The Best time of year to visit names the astronomical event or events which it is likely that the stones indicate. This should be used in conjunction with the DATES OF EQUINOXES AND SOLSTICES and DATES OF MIDSUMMER AND MIDWINTER FULL MOONS tables to find when the astronomical event will take place. A well-timed visit can be one of life's most beautiful experiences and can be as exciting as an online casino win. For a solstice site, it is worth bearing in mind that any day close to the actual date is probably good enough for a successful visit if the weather is clear. For the major and minor lunar standstill sites, the midsummer and midwinter full moons (i.e. the full moons closest to each solstice) of the year of the standstill are the ones to watch; but it is worth remembering that the moon at another phase (not full) during the year of the standstill may be close to the standstill position. (In the DATES OF MIDSUMMER AND MIDWINTER FULL MOONS tables two actual years to view the major and minor extremes are suggested in each case, as the positions from year to year can be very close). The advantage of observing the full moons in preference to other moons is the same now as it was in the prehistoric past - we always know when the full moons will rise and set. The full moon will rise about the time of the sunset and will set about sunrise.
The drawings usually ignore the modern features of the landscape for the sake of clarity. In the drawings and descriptive narrative there are usually three figures from the surveys given for the site. (A visitor does not have to understand the significance of these figures to appreciate the site, and can simply visit at the time suggested).
The azimuth is the bearing from true north, in degrees, of the line which the site indicates. If there is any ambiguity in the site a band of bearings from left to right is given. The second figure given is the altitude, which is the horizon height, in degrees, of the point on the horizon which the azimuth line indicates. (The altitude stated is not corrected for refraction).

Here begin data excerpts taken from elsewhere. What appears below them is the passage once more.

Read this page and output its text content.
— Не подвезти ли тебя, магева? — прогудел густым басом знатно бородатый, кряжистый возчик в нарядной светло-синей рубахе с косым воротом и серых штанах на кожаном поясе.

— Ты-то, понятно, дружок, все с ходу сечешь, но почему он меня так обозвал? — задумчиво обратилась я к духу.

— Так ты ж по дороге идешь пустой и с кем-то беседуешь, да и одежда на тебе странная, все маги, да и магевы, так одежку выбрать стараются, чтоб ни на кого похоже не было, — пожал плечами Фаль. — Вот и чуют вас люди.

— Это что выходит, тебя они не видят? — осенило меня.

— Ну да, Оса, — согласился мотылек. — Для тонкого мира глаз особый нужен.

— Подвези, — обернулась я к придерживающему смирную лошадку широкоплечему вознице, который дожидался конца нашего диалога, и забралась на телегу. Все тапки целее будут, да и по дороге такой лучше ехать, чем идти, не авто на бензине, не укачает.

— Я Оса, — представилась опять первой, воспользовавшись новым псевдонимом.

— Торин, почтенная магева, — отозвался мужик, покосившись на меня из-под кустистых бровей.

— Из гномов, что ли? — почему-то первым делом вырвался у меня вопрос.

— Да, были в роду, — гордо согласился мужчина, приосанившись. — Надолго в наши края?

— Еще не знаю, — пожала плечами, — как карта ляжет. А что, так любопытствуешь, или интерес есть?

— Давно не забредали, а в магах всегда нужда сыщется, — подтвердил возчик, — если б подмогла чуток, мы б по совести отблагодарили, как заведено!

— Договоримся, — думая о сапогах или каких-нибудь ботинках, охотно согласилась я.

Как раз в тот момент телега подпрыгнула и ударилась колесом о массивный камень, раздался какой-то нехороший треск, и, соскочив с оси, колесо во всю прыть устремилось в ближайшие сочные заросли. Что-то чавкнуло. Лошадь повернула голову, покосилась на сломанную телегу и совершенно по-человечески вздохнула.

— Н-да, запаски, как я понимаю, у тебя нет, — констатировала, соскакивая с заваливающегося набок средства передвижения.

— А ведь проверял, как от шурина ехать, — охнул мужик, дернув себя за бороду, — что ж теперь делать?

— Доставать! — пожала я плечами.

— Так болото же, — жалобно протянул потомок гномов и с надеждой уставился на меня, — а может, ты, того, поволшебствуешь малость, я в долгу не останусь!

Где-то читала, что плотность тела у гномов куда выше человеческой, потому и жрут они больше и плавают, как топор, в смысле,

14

The azimuth and corrected altitude, with the latitude of the site, can be used to calculate the declination, which is the third figure given. Declination is another term for celestial latitude. (Imagine the lines of latitude on the globe of the earth projected into space. As the earth turns, celestial objects follow these lines). Having surveyed a site and then used the results to calculate the declination, we can tell which astronomical event the site indicates - this is easier than visiting it every day of the year to watch! This is because the declination value of the sun and the moon for any significant event is known.
The declination of a star does not change much in a human lifetime. However, the declination of the sun and the moon change from day to day. The declination figure is useful because the sun at its key points in the year always assumes the same declination values. For example, at the summer solstice in our modern period the sun will always have a declination value of about +23.5°. At the winter solstice, it will be -23.5°. At the equinoxes, the value will be 0°. For the moon, during the major standstill the midwinter full moon will have a declination of about +28°, and the midsummer full moon will be about -29°. The minor standstill moons are about +18° and -19°.
These are the modern values. But there are also a set of prehistoric 'target' declinations, with which we can compare the declinations obtained from a site survey.
The target declinations are as follows :
These target declinations are corrected for parallax, which is the apparent movement of an object when seen from two different positions. Published declinations for the sun and moon relate to an observer at the centre of the earth. This might seem strange, but it means that those figures can be used by anyone, whatever their location. A simple correction can be applied to the lunar figures; the parallax of the sun is so small as to be insignificant, as it is so large and so far away from the Earth.
Note : the declination value of the sun (and to a lesser extent the moon) when it rises through to when it sets on any particular day remains very similar.
The figures given above can be compared with the values from the site surveys to determine whether the sun or the moon is the likely target, and at which point of the year or cycle. It will be noticed that the declinations given for the prehistoric extremes are different to those mentioned for our own era, and listed on the DATES OF MIDSUMMER AND MIDWINTER FULL MOONS tables.
The present-day values of the solar and lunar extreme positions have changed slightly over the centuries since the monuments were erected, because of the precession of the equinoxes - the 'wobble' of the earth as it spins on its axis. Each wobble takes about 26,000 years to complete. The sun and moon do not now move quite as far to south and north at their limiting positions as they did in the prehistoric past. This does not make any real difference to the actual experience of the solar and lunar events at the sites.
The guide drawings on the site pages also give a visual key to the significance of the monument -
Further detail on archaeoastronomical or excavation work on each site can be found by consulting the publications in the Individual Site References page.